CIC: Contrastive Intrinsic Control for Unsupervised Skill Discovery

TLDR: CIC is an exploration algorithm that discovers structured skills
 without extrinsic rewards. It resolves fundamental issues that have prevented prior mutual infomax exploration algorithms from performing well, and achieves SOTA results on the Unsupervised Reinforcement Learning Benchmark (URLB). CIC outperforms prior comparable methods by 1.78x and all prior exploration methods by 1.19x on URLB in terms of interquartile mean performance.

1. What is competence-based exploration?

There are three categories that describe most reward-free exploration algorithms known to date - knowledge-based, data-based, and competence-based. Knowledge-based methods maximize the prediction error or uncertainty of a predictive model (e.g. Curiosity, RND), data-based methods maximize the diversity of observed data (e.g. APT, count-based methods), competence-based methods maximize the mutual information between states and some latent vector often referred to as the "skill" or "task" vector (e.g. DIAYN, DADS).
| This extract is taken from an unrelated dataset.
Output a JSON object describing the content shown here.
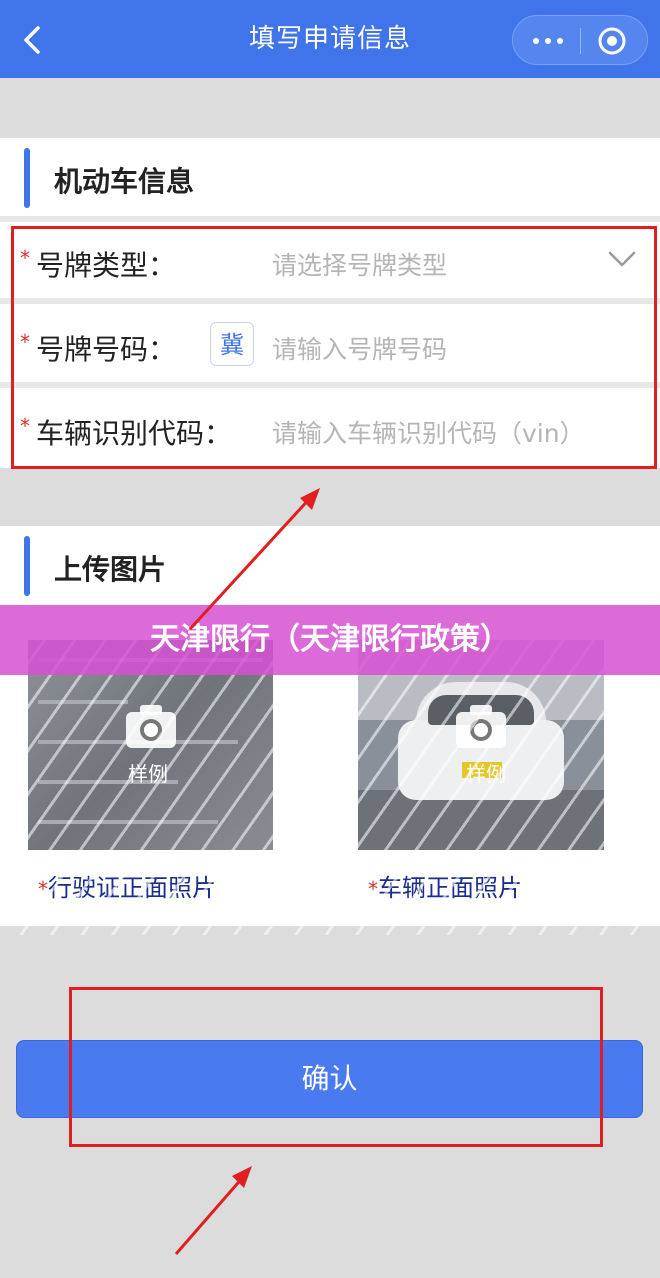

This vector is usually sampled from noise.

Unsupervised Reinforcement Learning

Competence-based Exploration

2. Why do prior competence-based methods perform poorly on the unsupervised RL benchmark?

Recently, the Unsupervised Reinforcement Learning Benchmark (URLB) has been proposed as a way to benchmark unsupervised RL exploration algorithms. In URLB agents are pre-trained for 2M steps in each domain. After that a single pre-trained agent is fine-tuned for 100k steps to solve various downstream tasks within the domain. It was observed that competence-based exploration algorithms perform substantially worse than other exploration methods.

In this work, we ask why is this the case?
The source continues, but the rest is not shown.